I am thinking of big cuts for income tax and residential taxes ... I think it is fine to debate the tax system in general, including the sales tax, he said.

The sales tax is politically a highly sensitive issue in Japan. The last hike, from 3 to 5 percent in 1997, was widely blamed by voters for derailing a nascent economic recovery.


Ozawa's propensity for economic stimulus has been welcomed by some financial market players worried about Japan's faltering economy, but would also exacerbate concerns about mounting debt and so steepen the yield curve for Japanese government bonds.

He lacks a clear plan on how he will finance this, said Yasuo Yamamoto, a senior economist at Mizuho Research Institute, adding that stimulus could help but only if interest rates do not rise.

The party race coincides with a rise in the yen that threatens Japan's fragile recovery. A Bank of Japan decision on Monday to boost a cheap loan scheme did little to weaken the currency, hovering near a 15-year high against the dollar.

Ozawa, repeating a stance in his policy platform issued on Wednesday, said Japan must be ready to intervene in currency markets to stem the yen's rise, even if it meant going it alone.

Room for further monetary policy steps is limited, Ozawa said. With the global community tolerating a strong yen, it might be hard for solo currency intervention to have an effect. Still, the yen's rise has come to a level where we will need to act with such a determination.

Markets did not react much, and some analysts questioned whether he would talk as tough if he became prime minister.

Ozawa is now in a position outside the government so there is an element of him being able to say what he wants, said Osamu Takashima, chief FX strategist, Japan, for Citibank in Tokyo.

There is no telling if Ozawa will win, and even if he does, there is no guarantee that there will be a change in the foreign exchange policy (of the government), he added.

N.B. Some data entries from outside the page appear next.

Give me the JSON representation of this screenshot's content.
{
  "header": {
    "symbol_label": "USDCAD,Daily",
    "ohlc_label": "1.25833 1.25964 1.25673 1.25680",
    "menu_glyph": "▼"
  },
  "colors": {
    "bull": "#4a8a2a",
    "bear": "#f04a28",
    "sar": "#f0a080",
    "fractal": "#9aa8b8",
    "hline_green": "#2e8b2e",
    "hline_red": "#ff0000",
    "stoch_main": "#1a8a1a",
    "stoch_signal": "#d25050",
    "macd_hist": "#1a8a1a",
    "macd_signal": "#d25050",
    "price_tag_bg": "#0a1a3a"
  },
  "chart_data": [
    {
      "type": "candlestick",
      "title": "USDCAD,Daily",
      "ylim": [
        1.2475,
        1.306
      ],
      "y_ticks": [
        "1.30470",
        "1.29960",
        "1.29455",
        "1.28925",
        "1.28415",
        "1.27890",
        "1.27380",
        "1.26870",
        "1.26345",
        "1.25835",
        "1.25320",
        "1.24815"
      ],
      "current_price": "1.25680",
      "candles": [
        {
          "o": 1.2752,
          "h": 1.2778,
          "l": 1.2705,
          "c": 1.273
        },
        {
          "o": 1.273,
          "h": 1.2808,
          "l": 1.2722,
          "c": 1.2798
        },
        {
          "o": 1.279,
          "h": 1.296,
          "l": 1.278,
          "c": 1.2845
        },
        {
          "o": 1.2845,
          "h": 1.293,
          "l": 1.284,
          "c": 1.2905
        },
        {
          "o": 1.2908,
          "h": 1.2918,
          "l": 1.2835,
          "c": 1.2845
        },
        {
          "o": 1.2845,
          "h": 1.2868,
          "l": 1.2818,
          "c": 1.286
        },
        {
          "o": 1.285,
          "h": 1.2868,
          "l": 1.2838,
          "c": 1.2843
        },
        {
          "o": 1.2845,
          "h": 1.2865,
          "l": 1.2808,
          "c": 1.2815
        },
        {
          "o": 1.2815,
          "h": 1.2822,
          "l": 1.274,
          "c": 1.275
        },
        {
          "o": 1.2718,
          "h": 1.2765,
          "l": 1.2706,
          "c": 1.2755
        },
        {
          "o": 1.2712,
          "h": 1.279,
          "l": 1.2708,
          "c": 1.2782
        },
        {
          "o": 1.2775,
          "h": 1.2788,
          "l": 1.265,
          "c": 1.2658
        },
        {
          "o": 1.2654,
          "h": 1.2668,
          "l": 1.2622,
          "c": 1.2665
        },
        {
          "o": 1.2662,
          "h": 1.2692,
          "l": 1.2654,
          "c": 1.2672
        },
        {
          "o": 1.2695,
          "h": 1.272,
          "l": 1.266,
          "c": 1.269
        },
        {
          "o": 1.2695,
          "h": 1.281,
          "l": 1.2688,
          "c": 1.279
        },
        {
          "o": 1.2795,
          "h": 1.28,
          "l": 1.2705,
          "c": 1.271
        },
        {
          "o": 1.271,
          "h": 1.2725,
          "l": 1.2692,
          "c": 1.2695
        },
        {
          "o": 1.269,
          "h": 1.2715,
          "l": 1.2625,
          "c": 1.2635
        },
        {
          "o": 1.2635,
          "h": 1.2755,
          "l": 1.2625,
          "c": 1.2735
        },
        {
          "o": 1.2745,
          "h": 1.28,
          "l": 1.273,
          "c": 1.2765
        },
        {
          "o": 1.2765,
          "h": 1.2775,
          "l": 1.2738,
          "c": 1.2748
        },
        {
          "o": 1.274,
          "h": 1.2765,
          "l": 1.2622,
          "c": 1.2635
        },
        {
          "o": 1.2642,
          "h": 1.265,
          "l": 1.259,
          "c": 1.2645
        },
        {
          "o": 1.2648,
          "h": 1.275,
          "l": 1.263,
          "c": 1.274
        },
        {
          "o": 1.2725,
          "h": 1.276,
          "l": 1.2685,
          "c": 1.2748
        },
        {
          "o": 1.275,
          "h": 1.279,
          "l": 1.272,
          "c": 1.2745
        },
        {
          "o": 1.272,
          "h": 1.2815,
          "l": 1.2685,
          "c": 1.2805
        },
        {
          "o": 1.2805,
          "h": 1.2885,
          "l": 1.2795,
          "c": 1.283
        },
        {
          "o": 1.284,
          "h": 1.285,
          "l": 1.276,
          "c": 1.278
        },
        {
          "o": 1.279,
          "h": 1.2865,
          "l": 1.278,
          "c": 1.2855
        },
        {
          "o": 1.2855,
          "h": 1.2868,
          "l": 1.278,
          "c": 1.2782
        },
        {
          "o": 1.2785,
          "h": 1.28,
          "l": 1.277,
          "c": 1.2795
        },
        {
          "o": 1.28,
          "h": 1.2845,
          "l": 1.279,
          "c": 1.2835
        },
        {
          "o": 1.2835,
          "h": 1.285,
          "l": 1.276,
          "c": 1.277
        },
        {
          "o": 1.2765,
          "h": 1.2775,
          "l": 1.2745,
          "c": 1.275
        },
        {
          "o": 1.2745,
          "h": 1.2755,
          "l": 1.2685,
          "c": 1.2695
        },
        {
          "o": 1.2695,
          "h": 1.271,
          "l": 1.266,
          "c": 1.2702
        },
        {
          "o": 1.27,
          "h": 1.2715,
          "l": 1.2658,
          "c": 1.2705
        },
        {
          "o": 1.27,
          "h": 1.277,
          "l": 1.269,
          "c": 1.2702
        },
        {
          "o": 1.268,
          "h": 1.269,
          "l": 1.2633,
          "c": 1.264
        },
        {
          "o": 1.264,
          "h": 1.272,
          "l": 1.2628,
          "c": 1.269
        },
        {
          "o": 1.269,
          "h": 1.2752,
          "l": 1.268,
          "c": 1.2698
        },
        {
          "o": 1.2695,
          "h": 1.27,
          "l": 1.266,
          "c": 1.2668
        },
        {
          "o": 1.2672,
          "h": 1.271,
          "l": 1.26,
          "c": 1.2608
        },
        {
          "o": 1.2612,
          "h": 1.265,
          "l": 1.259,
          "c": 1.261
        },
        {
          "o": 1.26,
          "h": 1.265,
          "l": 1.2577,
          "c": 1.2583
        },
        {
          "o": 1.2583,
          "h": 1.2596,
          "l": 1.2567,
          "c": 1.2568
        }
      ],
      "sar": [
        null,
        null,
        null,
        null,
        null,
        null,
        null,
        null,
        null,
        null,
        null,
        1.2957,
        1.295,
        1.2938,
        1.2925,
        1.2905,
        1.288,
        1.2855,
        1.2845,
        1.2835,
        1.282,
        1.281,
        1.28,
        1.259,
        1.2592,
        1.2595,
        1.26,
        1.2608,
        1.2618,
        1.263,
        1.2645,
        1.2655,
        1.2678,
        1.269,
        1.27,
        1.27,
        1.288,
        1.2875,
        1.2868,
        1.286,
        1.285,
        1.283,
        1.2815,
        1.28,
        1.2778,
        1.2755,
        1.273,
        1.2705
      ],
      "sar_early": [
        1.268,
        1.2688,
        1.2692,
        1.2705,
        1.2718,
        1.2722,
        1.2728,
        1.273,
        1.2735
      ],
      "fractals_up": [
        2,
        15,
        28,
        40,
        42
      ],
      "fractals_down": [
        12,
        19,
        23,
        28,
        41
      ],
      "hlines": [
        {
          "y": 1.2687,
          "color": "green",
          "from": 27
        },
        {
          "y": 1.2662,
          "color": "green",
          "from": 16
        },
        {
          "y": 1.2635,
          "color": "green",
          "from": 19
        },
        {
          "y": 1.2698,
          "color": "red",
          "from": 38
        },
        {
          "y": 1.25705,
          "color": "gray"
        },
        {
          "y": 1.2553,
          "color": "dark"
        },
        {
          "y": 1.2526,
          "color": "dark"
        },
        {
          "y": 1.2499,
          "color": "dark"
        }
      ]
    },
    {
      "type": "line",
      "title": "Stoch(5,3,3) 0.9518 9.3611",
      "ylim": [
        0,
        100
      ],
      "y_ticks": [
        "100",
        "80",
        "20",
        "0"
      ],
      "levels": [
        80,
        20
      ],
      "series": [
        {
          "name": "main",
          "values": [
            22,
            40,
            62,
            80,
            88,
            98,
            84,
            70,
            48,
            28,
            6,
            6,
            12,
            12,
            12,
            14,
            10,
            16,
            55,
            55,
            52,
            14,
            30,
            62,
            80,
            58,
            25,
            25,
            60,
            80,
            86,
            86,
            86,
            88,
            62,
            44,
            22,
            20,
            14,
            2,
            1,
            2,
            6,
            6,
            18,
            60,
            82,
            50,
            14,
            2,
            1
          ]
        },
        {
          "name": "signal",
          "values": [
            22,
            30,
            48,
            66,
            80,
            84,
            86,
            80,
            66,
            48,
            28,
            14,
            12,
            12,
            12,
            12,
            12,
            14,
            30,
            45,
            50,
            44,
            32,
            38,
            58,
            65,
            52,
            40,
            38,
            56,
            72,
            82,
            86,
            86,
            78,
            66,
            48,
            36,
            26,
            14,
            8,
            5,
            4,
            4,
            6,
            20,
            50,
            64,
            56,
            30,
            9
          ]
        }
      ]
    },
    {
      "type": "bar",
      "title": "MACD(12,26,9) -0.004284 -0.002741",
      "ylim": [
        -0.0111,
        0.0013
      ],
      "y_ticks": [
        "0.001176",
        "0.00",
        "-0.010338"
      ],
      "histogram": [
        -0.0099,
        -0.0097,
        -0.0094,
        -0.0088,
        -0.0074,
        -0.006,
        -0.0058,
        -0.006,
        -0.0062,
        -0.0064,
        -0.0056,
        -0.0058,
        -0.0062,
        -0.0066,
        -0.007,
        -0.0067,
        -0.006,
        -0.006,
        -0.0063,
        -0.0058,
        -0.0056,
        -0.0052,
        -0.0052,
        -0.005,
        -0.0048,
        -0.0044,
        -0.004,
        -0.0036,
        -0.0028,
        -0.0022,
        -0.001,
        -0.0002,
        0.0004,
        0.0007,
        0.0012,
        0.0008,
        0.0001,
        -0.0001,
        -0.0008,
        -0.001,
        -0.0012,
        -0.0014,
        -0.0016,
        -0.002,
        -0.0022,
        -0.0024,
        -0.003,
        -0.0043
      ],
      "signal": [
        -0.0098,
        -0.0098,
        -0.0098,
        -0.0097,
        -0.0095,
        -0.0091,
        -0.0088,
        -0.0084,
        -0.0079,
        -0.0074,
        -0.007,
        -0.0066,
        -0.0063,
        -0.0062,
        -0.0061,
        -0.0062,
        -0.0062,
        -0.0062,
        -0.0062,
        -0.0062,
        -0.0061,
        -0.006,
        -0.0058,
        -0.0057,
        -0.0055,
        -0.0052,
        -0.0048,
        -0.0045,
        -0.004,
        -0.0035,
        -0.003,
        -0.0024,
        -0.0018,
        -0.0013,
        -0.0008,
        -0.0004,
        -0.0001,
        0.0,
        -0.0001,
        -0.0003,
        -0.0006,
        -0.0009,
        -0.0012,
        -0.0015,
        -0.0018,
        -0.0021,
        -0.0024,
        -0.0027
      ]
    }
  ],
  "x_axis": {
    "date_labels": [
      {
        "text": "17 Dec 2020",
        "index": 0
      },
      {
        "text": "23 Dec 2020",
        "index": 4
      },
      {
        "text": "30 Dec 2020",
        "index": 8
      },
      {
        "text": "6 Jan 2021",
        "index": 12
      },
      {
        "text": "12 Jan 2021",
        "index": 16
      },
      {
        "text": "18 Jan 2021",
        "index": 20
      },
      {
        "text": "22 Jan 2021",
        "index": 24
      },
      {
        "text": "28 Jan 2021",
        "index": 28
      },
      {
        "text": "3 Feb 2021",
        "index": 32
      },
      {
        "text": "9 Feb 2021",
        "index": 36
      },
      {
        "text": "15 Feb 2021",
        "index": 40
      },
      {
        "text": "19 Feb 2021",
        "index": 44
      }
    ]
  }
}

The DPJ swept to power a year ago for the first time promising change, but it has stumbled on economic and diplomatic fronts, struggling to craft a plan to end decades of stagnation and straining ties with key security ally the United States.

Ozawa said he would respect an existing deal with Washington over the relocation of a U.S. military base in southern Japan but wanted to renew discussions on how to win local support, a move that risks reviving a feud with Japan's closest ally.